Les caractéristiques de l’autisme se manifestent par des troubles de la communication et des interactions sociales ainsi que des comportements répétitifs et restreints.

Cette étude montre que les enfants autistes ont tendance à se situer plus dans l’une ou l’autre de ces caractéristiques et qu’un profil type chez les personnes autistes pourrait se dégager en fonction de cette catégorisation. Les résultats suggèrent que chacun de ces traits de l’autisme est hérité indépendamment.

Nous constatons que l’autisme est véritablement dimensionnel (…) Vous pouvez avoir deux personnes qui se présentent vraiment très différemment, mais sont malgré tout autistes.

Matthew Lerner, co-chercheur principal, professeur agrégé de psychologie, psychiatrie et pédiatrie à l’Université Stony Brook de New York

Les résultats de cette étude statistique correspondent à la
manière dont les professionnels observent l’autisme d’un point de vu clinique,
explique James McPartland, professeur associé en psychologie de l’enfant et
psychiatrie à l’université de Yale.

Vous devez comprendre [l’autisme] en terme de profil des forces et des vulnérabilités d’une personne, a déclaré.

McPartland 

Les chercheurs ont analysé les réponses des parents à un questionnaire comportant 12 items, le Child and Adolescent Symptom Inventory afin de voir s’il existait un profil type chez les personnes autistes. Il y a eu 3825 réponses concernant des enfants et adolescents âgés de 8 à 22 ans. Sur l’ensemble des participants, 1043 ont un diagnostic d’autisme. Les autres enfants et adolescents ont une déficience intellectuelle ou d’autres conditions psychiatriques.

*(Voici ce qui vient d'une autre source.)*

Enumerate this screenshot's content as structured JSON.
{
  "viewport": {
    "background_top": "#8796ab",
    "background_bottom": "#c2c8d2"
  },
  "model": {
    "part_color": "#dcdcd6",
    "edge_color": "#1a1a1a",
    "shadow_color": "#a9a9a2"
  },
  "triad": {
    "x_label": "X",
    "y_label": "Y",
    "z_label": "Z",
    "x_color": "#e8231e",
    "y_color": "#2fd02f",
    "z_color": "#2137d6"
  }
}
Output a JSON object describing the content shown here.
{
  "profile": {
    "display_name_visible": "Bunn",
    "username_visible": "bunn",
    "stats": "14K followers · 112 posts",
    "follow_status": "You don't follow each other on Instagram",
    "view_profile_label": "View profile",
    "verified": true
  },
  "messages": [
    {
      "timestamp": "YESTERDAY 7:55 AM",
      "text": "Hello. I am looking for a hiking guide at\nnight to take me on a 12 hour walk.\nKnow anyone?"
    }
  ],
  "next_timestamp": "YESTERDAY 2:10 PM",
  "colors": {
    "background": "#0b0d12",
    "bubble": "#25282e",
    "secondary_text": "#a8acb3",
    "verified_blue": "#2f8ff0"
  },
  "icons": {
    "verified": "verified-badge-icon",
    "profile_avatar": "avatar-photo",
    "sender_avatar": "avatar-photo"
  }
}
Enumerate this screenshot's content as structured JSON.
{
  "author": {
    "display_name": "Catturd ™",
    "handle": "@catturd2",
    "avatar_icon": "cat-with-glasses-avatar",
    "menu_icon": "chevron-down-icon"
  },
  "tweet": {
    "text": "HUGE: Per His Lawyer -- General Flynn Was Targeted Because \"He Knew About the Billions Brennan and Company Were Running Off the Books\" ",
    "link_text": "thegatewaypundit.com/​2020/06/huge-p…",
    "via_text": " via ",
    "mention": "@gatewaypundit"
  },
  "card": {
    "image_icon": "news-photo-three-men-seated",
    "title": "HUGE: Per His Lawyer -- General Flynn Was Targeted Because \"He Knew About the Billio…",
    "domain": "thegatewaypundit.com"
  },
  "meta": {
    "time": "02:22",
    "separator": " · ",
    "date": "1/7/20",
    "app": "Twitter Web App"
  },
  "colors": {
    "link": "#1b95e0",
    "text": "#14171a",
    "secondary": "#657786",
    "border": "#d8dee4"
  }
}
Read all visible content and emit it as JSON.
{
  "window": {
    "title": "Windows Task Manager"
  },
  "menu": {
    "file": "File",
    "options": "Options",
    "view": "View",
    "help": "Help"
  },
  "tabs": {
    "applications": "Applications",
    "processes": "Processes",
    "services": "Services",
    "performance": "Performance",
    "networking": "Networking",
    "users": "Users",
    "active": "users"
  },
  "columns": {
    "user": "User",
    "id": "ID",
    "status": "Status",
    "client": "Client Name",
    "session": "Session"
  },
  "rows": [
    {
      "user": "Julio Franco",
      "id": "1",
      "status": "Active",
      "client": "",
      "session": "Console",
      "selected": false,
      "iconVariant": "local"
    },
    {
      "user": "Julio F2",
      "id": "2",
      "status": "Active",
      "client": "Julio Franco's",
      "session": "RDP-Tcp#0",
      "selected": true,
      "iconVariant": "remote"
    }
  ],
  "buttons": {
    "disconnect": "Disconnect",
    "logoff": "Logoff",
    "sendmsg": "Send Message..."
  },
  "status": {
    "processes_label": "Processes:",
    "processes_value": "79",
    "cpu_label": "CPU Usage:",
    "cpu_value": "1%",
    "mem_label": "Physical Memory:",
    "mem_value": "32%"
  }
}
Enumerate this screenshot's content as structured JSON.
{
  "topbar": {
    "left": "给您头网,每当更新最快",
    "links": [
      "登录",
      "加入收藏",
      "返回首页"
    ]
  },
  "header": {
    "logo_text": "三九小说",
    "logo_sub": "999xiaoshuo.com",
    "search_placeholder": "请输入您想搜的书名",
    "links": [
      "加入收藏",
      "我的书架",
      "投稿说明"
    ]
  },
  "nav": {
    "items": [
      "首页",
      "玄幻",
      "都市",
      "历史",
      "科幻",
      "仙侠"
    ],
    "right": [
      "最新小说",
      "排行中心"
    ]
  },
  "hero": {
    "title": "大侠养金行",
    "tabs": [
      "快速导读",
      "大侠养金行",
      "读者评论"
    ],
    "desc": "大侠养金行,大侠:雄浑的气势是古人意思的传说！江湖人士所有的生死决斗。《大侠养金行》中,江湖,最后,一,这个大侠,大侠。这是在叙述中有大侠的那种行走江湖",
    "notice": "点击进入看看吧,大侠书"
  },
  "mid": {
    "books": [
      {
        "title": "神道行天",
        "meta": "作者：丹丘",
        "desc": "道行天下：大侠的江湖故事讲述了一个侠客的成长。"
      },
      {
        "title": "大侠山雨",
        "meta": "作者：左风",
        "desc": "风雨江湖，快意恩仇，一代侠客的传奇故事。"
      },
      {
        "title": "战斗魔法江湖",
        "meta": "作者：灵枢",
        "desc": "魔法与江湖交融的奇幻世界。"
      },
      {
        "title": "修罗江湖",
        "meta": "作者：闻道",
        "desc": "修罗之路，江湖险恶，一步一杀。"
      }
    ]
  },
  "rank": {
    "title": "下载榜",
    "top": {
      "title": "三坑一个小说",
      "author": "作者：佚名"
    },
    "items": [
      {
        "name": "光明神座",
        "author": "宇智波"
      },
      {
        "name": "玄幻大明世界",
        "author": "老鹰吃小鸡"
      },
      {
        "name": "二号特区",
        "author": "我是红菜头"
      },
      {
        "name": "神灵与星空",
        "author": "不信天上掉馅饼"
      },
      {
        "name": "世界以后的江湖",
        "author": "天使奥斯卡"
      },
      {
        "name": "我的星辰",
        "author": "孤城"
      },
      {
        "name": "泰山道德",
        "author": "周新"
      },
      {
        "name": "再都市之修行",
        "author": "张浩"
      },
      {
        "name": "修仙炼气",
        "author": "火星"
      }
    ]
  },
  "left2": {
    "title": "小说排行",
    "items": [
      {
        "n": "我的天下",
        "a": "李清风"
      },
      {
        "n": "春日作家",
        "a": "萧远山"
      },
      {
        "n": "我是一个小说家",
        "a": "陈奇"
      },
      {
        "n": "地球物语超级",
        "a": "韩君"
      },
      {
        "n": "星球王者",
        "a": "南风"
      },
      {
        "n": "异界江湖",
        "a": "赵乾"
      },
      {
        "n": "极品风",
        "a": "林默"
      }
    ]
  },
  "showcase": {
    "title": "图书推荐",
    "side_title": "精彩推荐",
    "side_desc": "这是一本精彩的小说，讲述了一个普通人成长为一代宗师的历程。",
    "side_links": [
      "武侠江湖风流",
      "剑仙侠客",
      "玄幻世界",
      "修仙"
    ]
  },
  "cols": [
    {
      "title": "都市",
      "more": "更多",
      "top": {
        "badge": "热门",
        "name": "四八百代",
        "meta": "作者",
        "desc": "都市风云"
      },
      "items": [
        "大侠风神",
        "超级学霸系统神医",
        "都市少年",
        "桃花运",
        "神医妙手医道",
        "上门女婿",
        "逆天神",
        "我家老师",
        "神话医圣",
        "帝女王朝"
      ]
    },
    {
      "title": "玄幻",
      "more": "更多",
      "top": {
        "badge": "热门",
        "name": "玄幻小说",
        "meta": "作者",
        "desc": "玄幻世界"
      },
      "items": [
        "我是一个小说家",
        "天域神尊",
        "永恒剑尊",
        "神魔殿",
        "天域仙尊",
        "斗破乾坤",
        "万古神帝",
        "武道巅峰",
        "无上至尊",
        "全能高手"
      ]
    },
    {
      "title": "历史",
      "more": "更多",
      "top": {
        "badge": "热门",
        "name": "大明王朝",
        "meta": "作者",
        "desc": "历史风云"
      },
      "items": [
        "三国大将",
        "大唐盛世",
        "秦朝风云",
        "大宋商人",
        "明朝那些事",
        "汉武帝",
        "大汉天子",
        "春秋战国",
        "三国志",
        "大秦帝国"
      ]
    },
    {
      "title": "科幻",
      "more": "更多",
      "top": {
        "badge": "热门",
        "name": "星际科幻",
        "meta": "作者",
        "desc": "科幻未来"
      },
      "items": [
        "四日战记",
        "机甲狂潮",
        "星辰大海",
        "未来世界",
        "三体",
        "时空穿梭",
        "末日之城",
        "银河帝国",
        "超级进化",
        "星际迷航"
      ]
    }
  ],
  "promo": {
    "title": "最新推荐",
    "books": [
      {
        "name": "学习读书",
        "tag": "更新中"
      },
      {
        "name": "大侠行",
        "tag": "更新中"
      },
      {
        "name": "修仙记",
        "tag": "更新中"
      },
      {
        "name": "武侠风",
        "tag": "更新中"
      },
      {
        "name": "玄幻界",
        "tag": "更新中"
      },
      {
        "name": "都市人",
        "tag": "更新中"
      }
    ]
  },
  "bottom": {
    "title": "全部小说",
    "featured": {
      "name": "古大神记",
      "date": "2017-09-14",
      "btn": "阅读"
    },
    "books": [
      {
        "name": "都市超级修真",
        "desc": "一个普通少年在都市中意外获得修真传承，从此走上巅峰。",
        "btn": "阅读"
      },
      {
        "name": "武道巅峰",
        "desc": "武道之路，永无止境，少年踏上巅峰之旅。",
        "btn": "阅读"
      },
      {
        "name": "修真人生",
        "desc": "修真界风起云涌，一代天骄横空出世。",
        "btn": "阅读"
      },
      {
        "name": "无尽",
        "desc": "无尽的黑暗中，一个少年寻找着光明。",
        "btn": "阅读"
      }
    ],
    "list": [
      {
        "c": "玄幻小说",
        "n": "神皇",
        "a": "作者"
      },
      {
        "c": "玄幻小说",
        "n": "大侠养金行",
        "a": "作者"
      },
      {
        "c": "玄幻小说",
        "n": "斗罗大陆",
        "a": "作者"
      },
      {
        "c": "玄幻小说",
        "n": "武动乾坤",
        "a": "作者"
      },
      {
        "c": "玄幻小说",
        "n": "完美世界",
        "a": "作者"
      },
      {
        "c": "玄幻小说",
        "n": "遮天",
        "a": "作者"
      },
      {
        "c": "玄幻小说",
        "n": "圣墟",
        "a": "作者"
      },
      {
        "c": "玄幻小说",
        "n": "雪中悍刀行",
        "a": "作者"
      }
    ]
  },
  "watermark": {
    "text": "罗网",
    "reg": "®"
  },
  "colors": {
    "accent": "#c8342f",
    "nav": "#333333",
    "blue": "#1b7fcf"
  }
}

L’équipe a ensuite ressemblé les réponses qui semblaient être de même nature. Par exemple ils ont mis dans la même catégorie les enfants et adolescents qui avaient une manière inhabituelle de se lier aux autres et ceux qui ont des difficultés à jouer avec les autres. Mais ils ont mis dans une autre catégorie les enfants qui parlaient d’une étrange manière, car ce comportement n’est pas de même nature que les difficultés précédemment évoquées. Un profil type chez les personnes autistes semble donc se dégager de cette étude.

L’analyse suggère que les traits d’une catégorie, tels que la communication, ont tendance à se regrouper plutôt qu’à ceux des deux autres catégories. Cette tendance est vraie pour l’autisme et pour d’autres conditions, y compris le trouble d’hyperactivité avec déficit de l’attention et les troubles d’apprentissage. Les chercheurs ont confirmé la tendance dans un autre groupe de 2 503 enfants référés pour des troubles psychiatriques.

Les difficultés de communication et les déficits sociaux des personnes autistes semblent liés mais distincts. Cette idée va à l’encontre des critères de diagnostic actuels, qui fusionnent les traits (Une version précédente du manuel de diagnostic les répertoriait séparément).

Sur le plan conceptuel, il peut être préférable de penser aux déficits de communication, bien qu’ils impliquent des interactions sociales, en tant que groupe distinct de caractéristiques de l’autisme.

déclare le co-chercheur principal Kenneth Gadow, professeur de psychiatrie et de santé comportementale à l’Université Stony Brook.

Cependant, d’autres experts sont en désaccord avec cette théorie. Les évaluations cliniques des personnes autistes suggèrent que ces deux catégories sont étroitement liées, explique Catherine Lord, professeure distinguée en psychiatrie et en éducation à l’Université de Californie à Los Angeles. (Lord était membre du groupe de travail qui a défini les critères de diagnostic actuels.)

Ces scores ne sont pas totalement indépendant, et c’est un des aspects les plus important de l’autisme.

Catherine Lord

D’autres disent que les résultats de l’étude sont limités
par les données. Le questionnaire est conçu pour détecter uniquement les trois
traits identifiés, ce qui rend l’analyse circulaire, explique Stephen Kanne,
professeur de neuropsychologie pédiatrique à l’Université du Missouri en
Colombie, qui n’a pas participé à l’étude.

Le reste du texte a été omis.